As with Ethernet networks, cabling forms the backbone of the entire Fibre Channel network. If the cabling hasn't been properly installed, the network will not function as well as it could — and sometimes won't function at all. With cable forming such a critical part of the network infrastructure, it's important to understand what types of cables are used for connecting Fibre Channel devices to a SAN. In this first part of a two-article series highlighting Fibre Channel cables and connectors, we take a look at copper-based cables and connectors and discuss why copper has given way to fiber as the media of choice when building SANs.
The natural assumption when talking about Fibre Channel networks is that fiber-optic cabling is used to create the network. This isn't always the case, and in some instances, copper is the better option. Copper-based cabling has been with us since the beginning of networking, and there are several reasons why we continue to use copper cable today, including ease of installation, cost, and (on occasion) even speed.
Currently, copper-based cables are being used to implement Gigabit Ethernet networks. Gigabit Ethernet is a ratified IEEE standard that has been given the IEEE 802.3ab designation (to find out more about the IEEE organization or its various standards, refer to their website — http://www.ieee.org). Gigabit Ethernet builds on top of the Ethernet protocol using familiar Ethernet technologies, but increases speed tenfold over Fast Ethernet to 1000 Mbps, or 1 Gigabit per second (Gbps). It is important to note that Gigabit speeds are only achievable using category 5, 5e, and higher UTP cable. This is because each of the four pairs of wires within Category 5 cable is used to transmit 250Mbps. Lower grade cables such as Category 3 do not contain as many wire sets and therefore cannot be used for gigabit transmissions.
The obvious question becomes, if it is possible to implement Gigabit speeds using Ethernet infrastructure and low-cost category 5 cable, why would we need to use fiber optic media? For the answer to this, we can look back to the inherent limitations of our Fast Ethernet networks and copper cable. Some of these limitations include:
- Susceptibility to the effects of electromagnetic interference (EMI) and crosstalk — Since the beginning of networking, crosstalk and EMI have been the Achilles heels for copper-based cable. Crosstalk occurs when signals from two cables in close proximity to one another interfere with each other. As a result, the signals on both cables may become corrupted. EMI is even more common than crosstalk and is caused by any device that creates an electromagnetic field.
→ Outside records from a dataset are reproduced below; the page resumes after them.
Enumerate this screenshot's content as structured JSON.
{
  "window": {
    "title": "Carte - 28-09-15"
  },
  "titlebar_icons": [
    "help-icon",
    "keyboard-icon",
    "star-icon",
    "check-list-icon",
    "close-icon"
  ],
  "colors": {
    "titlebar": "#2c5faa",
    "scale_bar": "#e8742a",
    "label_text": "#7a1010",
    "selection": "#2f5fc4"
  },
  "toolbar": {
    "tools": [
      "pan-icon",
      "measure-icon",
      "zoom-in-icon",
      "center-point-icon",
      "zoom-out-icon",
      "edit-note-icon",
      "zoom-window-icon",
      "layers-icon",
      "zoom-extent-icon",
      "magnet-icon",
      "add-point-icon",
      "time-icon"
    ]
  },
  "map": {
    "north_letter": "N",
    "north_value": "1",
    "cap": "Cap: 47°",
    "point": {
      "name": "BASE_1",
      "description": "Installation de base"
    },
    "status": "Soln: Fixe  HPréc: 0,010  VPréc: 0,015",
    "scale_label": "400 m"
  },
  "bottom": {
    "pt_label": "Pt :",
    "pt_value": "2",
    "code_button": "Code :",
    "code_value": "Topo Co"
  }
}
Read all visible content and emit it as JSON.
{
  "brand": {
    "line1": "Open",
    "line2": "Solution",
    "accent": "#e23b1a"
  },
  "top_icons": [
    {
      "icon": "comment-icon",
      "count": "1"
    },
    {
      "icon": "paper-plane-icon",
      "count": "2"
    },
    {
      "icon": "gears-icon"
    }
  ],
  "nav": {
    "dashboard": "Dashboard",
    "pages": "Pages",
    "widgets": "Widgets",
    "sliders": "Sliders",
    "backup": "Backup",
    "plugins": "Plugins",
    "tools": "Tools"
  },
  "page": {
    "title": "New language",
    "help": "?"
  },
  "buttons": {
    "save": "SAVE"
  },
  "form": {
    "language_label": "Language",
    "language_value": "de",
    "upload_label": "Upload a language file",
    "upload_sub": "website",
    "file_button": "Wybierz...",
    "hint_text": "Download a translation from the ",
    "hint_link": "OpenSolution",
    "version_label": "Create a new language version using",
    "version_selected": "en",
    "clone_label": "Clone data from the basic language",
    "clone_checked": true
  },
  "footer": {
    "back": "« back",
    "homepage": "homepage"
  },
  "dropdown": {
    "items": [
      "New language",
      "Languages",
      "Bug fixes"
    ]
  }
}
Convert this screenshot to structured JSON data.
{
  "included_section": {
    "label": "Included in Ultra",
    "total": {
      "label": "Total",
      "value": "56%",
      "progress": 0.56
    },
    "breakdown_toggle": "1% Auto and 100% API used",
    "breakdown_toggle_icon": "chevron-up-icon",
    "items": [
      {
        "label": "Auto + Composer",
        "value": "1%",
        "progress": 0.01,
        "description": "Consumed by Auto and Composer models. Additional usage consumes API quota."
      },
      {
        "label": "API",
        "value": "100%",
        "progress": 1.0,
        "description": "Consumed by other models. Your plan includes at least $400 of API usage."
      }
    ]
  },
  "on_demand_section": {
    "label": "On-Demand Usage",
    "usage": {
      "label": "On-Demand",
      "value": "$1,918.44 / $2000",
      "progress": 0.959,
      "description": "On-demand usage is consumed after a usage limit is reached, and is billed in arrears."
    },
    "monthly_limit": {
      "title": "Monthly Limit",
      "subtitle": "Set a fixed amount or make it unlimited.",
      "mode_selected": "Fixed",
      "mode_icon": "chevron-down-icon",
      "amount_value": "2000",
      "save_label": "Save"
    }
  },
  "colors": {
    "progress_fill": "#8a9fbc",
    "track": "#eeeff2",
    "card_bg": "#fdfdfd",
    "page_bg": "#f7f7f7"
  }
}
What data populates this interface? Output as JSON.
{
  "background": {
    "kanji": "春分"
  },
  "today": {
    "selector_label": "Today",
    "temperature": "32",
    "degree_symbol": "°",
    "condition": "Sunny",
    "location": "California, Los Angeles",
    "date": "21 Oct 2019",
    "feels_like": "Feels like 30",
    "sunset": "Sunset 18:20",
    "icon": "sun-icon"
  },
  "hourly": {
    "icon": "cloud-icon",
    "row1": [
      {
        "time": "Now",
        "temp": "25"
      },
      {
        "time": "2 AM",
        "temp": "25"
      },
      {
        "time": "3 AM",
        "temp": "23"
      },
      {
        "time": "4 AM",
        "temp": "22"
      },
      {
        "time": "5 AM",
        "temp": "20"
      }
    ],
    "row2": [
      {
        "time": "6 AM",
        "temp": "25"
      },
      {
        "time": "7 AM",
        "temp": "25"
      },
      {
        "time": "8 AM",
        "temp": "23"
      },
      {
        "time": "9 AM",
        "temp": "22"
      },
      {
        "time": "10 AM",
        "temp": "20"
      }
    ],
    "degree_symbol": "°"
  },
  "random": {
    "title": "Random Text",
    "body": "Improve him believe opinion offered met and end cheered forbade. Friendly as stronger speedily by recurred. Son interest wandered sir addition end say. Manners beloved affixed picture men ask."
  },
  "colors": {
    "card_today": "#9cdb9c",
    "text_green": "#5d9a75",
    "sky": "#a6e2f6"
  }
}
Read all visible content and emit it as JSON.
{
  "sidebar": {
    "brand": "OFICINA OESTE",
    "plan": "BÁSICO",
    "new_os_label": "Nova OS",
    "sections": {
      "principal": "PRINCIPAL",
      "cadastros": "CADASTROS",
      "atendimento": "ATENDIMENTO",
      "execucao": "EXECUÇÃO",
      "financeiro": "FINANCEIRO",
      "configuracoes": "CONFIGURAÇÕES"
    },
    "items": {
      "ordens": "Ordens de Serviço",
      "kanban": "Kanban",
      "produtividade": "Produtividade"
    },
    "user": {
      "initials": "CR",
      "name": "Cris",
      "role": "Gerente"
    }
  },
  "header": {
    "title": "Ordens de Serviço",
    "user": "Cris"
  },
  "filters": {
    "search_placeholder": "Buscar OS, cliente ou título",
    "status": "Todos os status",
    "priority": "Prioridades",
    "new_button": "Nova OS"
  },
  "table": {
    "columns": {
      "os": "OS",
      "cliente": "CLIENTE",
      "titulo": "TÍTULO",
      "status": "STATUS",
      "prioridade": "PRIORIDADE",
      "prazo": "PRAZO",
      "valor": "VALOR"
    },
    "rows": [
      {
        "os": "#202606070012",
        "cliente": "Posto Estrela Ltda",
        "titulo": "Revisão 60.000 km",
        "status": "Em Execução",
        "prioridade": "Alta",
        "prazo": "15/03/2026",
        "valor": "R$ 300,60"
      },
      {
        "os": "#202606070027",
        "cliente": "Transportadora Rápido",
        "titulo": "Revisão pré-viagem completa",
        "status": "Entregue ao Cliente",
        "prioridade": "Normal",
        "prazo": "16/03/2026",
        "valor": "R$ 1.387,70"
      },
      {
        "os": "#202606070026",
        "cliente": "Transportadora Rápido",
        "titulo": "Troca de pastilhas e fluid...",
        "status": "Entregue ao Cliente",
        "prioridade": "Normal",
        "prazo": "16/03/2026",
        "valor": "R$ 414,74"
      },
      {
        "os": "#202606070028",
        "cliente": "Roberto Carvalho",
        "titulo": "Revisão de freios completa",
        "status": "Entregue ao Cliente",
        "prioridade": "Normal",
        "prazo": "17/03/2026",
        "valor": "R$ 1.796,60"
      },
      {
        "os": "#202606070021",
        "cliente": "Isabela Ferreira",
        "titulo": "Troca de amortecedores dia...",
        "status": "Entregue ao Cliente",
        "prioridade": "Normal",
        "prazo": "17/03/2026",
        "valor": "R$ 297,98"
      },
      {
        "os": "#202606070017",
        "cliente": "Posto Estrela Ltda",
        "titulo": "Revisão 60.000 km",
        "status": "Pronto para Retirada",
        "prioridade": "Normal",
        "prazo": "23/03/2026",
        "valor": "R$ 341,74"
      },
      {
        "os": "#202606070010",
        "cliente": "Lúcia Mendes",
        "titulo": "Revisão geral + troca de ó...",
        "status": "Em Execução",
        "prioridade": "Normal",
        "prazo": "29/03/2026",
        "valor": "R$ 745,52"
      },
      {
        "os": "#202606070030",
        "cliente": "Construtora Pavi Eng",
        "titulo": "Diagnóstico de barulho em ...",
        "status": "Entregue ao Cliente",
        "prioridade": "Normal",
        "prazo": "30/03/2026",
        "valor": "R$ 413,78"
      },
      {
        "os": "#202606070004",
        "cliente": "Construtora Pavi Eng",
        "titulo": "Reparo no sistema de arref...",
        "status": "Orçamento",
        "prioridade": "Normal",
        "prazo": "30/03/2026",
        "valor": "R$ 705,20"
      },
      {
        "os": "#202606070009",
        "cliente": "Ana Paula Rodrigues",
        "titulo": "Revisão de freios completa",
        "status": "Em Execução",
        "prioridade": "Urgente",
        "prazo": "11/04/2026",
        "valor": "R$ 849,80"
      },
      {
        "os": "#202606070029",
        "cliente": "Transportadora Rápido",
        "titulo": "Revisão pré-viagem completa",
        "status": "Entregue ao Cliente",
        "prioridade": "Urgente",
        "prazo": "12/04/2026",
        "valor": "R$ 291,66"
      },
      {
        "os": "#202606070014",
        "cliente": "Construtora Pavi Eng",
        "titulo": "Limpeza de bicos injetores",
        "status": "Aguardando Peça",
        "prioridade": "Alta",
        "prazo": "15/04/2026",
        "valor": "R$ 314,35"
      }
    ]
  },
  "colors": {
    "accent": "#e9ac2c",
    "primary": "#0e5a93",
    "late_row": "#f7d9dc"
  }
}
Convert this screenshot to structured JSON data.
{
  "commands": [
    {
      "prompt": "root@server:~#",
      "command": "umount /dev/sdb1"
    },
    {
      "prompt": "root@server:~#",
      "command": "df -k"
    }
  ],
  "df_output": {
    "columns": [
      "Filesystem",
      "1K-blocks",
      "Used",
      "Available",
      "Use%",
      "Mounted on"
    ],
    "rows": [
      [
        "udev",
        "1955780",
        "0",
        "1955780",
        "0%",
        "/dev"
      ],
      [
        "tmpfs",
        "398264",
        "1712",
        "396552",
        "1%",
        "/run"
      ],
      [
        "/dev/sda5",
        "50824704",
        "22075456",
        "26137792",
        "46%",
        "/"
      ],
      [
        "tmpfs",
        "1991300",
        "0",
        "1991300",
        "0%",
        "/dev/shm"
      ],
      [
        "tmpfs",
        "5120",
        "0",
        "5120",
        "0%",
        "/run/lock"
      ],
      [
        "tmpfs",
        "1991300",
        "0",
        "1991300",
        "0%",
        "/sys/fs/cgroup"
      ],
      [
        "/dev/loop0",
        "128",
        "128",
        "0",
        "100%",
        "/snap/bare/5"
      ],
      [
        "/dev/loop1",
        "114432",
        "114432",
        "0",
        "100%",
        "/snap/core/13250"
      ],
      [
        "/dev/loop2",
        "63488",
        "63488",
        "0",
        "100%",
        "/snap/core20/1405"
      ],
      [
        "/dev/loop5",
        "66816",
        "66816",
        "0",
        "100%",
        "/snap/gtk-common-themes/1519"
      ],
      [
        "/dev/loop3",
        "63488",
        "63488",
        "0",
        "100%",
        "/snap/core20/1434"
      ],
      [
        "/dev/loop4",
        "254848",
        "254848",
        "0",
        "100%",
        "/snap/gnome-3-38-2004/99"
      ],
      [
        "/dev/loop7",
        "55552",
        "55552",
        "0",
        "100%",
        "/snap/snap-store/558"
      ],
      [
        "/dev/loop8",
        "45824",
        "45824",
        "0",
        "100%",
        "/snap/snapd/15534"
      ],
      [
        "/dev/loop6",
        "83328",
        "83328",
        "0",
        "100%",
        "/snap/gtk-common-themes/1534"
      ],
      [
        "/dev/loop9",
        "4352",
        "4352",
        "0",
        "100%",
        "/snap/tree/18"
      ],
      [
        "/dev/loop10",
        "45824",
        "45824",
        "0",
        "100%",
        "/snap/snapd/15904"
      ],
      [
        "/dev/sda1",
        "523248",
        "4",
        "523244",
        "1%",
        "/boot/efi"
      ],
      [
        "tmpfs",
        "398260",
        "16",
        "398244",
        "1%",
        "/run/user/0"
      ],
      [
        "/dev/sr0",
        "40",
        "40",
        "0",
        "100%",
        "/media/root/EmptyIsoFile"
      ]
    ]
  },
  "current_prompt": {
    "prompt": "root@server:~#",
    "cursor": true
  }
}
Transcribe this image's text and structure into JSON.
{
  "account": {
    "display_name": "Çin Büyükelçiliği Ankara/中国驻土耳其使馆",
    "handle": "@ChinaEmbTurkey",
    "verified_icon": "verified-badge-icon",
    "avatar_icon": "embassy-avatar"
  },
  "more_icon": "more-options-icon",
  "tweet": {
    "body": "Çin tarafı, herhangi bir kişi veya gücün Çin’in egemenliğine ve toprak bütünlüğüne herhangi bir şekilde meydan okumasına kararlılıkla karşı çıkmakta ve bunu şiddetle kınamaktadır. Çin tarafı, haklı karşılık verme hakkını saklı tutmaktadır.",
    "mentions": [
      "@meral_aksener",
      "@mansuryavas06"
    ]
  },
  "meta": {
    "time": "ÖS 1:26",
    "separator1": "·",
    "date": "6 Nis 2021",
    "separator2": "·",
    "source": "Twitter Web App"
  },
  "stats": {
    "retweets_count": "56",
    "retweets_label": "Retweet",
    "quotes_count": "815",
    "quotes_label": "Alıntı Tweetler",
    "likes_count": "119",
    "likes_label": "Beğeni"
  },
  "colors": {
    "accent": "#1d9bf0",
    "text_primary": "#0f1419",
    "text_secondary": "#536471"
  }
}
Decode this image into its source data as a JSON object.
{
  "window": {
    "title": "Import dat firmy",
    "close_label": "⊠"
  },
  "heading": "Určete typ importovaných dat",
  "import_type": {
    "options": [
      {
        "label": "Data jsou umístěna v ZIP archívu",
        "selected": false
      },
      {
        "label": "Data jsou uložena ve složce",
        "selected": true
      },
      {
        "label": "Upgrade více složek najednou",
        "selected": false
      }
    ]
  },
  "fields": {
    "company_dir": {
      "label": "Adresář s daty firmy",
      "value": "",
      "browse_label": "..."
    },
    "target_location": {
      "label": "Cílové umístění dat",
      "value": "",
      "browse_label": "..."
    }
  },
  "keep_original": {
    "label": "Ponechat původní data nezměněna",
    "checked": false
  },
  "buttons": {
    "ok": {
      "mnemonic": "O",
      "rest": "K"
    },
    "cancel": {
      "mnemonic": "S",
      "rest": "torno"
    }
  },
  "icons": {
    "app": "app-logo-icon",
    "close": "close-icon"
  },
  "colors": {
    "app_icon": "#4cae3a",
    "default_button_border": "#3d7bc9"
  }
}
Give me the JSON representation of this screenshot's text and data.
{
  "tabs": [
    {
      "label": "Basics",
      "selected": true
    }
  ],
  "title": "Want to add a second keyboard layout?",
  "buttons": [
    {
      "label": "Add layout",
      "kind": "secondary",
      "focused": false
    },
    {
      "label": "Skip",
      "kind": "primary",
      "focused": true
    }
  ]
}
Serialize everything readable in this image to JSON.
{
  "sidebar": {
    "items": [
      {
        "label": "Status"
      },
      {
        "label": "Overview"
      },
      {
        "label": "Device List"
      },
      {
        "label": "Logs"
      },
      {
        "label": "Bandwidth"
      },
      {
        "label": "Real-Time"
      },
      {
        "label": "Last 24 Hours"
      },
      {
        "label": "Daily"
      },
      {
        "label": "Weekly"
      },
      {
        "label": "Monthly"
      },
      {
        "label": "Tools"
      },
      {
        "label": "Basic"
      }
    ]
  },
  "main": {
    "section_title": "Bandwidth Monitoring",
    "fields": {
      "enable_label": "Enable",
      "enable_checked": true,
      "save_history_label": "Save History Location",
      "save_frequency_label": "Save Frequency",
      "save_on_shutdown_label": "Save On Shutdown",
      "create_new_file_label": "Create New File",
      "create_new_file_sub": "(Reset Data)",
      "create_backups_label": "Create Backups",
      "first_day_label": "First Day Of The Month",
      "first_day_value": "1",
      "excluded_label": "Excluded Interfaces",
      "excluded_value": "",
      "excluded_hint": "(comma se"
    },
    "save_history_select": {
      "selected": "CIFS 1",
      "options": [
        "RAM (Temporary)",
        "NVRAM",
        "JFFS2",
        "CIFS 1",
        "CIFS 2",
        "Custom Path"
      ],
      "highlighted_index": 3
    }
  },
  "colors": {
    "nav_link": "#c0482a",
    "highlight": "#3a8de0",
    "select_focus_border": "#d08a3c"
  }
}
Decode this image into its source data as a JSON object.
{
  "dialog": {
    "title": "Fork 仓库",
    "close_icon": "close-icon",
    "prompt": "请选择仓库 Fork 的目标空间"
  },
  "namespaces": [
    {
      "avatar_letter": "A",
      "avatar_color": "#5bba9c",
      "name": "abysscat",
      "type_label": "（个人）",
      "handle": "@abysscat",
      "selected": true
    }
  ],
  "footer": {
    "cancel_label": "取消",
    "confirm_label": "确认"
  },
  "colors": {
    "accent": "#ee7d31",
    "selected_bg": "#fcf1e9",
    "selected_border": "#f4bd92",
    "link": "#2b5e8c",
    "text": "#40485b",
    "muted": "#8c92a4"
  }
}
This means that copper cables that run too closely to florescent lights or even computer monitors can experience signal degradation within the cable. Fiber media has no such concerns.
- Low Attenuation — As a signal passes through a given media, the signal weakens as it travels further away from the point of origin. This is known as attenuation. Copper-based cables have very low attenuation, and in regard to Category 5 and 5e cable, it is only recommended to run 100 meter lengths -- beyond that the signal within the cable degrades. Compare this to fiber optic cable where acceptable distances are measured in Kilometers.
- Transmission Integrity and Security — As mentioned, copper-based media is susceptible to outside interference such as EMI and crosstalk. This increases the transmission error rates for copper cable. Because fiber cable is immune to outside interference, it has a very low transmission error rate — approximately one error per trillion bits, in fact! Furthermore, it is far easier to electronically eavesdrop on copper cable than on optical transmissions. Wherever security is a concern, fiber is the best option.
Despite the shortcomings of copper cable, it is certainly kept in the loop. Gigabit Ethernet using copper cable can provide a cost-effective LAN backbone, allowing organizations that have invested in copper cable infrastructures to further leverage their investments. Previously, moving beyond the 100Mbps LAN barrier was far too costly for many organizations in terms of hardware, technical expertise, and time. Achieving speeds beyond Fast Ethernet required costly fiber optic technologies such as ATM or 1000Base SX/LX.